Nouvelle expérience de Bon, nouveau défi : écrire un texte par jour pendant un an. On accompagne donc l'auteur dans le présent de ses voyages sans fin, cours, conférences, lectures, ateliers d'écriture devant tous les publics possibles, paysages aperçus, rencontres avec des gens inconnus ou connus (Gracq et Bergounioux superbes, Tournier puant), récits de rêves, à quoi s'entremêlent le passé des souvenirs mais aussi le futur, avec des pages science-fictionesques ou fantastiques. Autoportrait et en même temps portrait du monde (de sa face brouillée, sombre, sale, souffrante), ce gros livre est un voyage, un atelier, un chantier, une centrifugeuse énorme qui brasse tout dans un grand tumulte — Bon a trouvé là son plus beau titre, qui pourrait servir pour toute son œuvre. Un tumulte extérieur et intérieur, un texte à la fois centrifuge et centripète, tourbillonnant et contemplatif : entre deux virées cet homme s'arrête pour faire le point, il se cherche en même temps qu'il cherche le monde, se retire en lui-même et tâche d'en sortir, se contraignant à «aller où [il] ne sait pas, contre [ses] propres savoirs et techniques», ébranlant à grands coups «la fausse paroi qui sépare les livres et le réel». On sent tout cela écrit dans l'urgence, on ne cherchera pas ici de phrases bien léchées, bien polies, mais Bon travaille comme on peint les fresques, sans repentir, avec sûreté, en pleine possession de sa langue violente, si rudement belle.

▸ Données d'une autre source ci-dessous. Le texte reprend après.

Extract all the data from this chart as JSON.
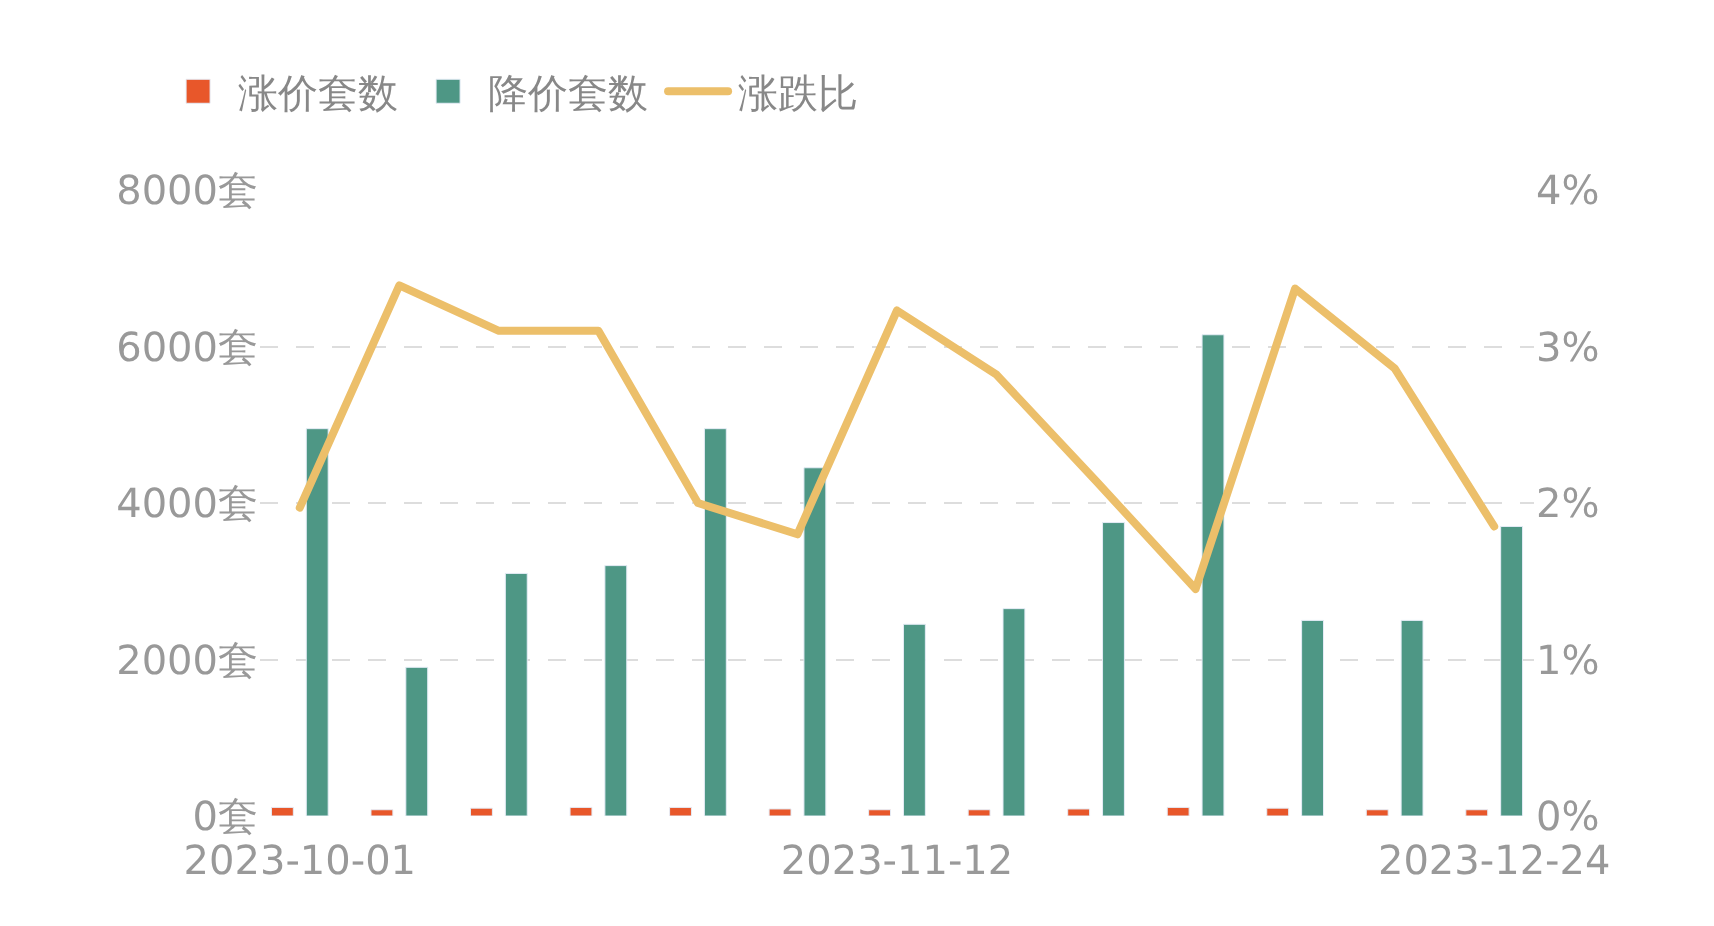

On peut lire Tumulte à grande vitesse, comme il fut écrit, mais on perdrait beaucoup à ne pas le lire. On en sort abasourdi, hors d'haleine, en se disant, Bon est irremplaçable, Bon est notre tête chercheuse, mais qu'est-ce qu'on va bien pouvoir lire après ça, qui ne paraisse pas insipide et vain ?
Alors passons aux images.
J'ai un petit problème avec Van Gogh. Sans doute le snob que je suis, qu'attirent les auteurs secrets, les cercles confidentiels, est-il effarouché par la cohue d'adorateurs se bousculant autour du génial Vincent. Cette agoraphobie littéraire est ce qu'on peut appeler l'effet Delerm : Philippe Delerm (sûrement pas un génie) publie des petites chroniques dans la revue de la NRF et les intellos trouvent ça charmant ; il les réunit en volume, le grand public se rue là-dessus et aussitôt les mêmes happy few crachent méchamment sur la gentille Première gorgée de bière...

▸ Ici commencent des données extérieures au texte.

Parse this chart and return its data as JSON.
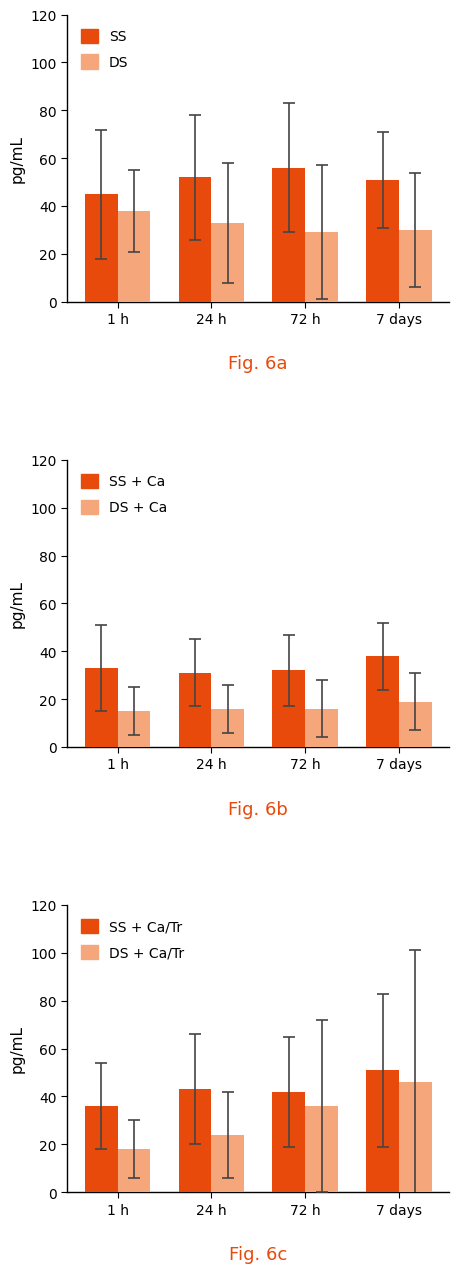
{
  "fig_a": {
    "title": "Fig. 6a",
    "legend_labels": [
      "SS",
      "DS"
    ],
    "categories": [
      "1 h",
      "24 h",
      "72 h",
      "7 days"
    ],
    "ss_values": [
      45,
      52,
      56,
      51
    ],
    "ds_values": [
      38,
      33,
      29,
      30
    ],
    "ss_errors": [
      27,
      26,
      27,
      20
    ],
    "ds_errors": [
      17,
      25,
      28,
      24
    ],
    "ss_color": "#E84A0C",
    "ds_color": "#F5A67A"
  },
  "fig_b": {
    "title": "Fig. 6b",
    "legend_labels": [
      "SS + Ca",
      "DS + Ca"
    ],
    "categories": [
      "1 h",
      "24 h",
      "72 h",
      "7 days"
    ],
    "ss_values": [
      33,
      31,
      32,
      38
    ],
    "ds_values": [
      15,
      16,
      16,
      19
    ],
    "ss_errors": [
      18,
      14,
      15,
      14
    ],
    "ds_errors": [
      10,
      10,
      12,
      12
    ],
    "ss_color": "#E84A0C",
    "ds_color": "#F5A67A"
  },
  "fig_c": {
    "title": "Fig. 6c",
    "legend_labels": [
      "SS + Ca/Tr",
      "DS + Ca/Tr"
    ],
    "categories": [
      "1 h",
      "24 h",
      "72 h",
      "7 days"
    ],
    "ss_values": [
      36,
      43,
      42,
      51
    ],
    "ds_values": [
      18,
      24,
      36,
      46
    ],
    "ss_errors": [
      18,
      23,
      23,
      32
    ],
    "ds_errors": [
      12,
      18,
      36,
      55
    ],
    "ss_color": "#E84A0C",
    "ds_color": "#F5A67A"
  },
  "ylabel": "pg/mL",
  "ylim": [
    0,
    120
  ],
  "yticks": [
    0,
    20,
    40,
    60,
    80,
    100,
    120
  ],
  "bar_width": 0.35,
  "title_color": "#E84A0C",
  "title_fontsize": 13,
  "axis_label_fontsize": 11,
  "tick_fontsize": 10,
  "legend_fontsize": 10,
  "background_color": "#ffffff",
  "error_capsize": 4,
  "error_linewidth": 1.2,
  "error_color": "#444444"
}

(Cette digression pour retarder le moment d'affronter l'intimidant Grand Peintre.)
Me gêne aussi cette vie mélodramatique de Van Gogh : aide-t-elle à voir les tableaux, ou s'interpose-t-elle comme un écran ?
Mais voilà ces réserves balayées par un livre : Van Gogh, l'œuvre complet — peinture, chez Taschen. Je n'en crois pas mes yeux : 750 pages grand format (21X27), presque toutes en couleur, pour la somme dérisoire de 30 € (il y a même une édition de taille réduite pour les fauchés).

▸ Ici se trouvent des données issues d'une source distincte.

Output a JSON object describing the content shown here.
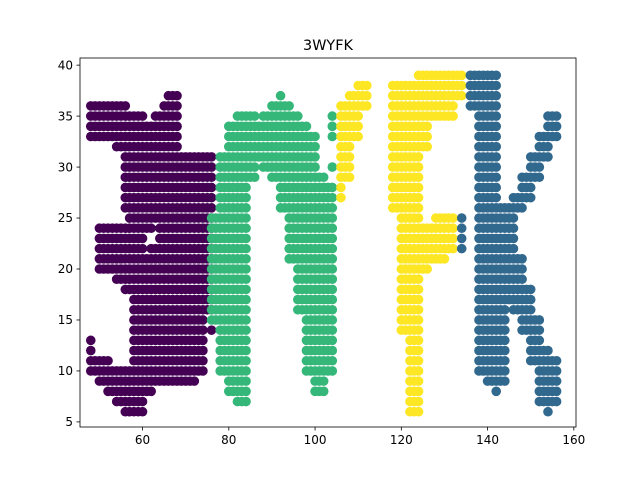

Pour vraiment rencontrer Van Gogh il faut avoir devant soi, comme ici, toutes ses toiles ensemble. Une quantité incroyable. Presque une par jour à certaines périodes. On est saisi, submergé. Surprise : la variété des approches. Chaque toile est visiblement, obsessionnellement de lui, mais chacune, avec frénésie, va chercher ailleurs. Ce faisant Vincent trouve des couleurs incroyables. J'avais ses jaunes dans l'œil ; je découvre ses bleus fabuleux.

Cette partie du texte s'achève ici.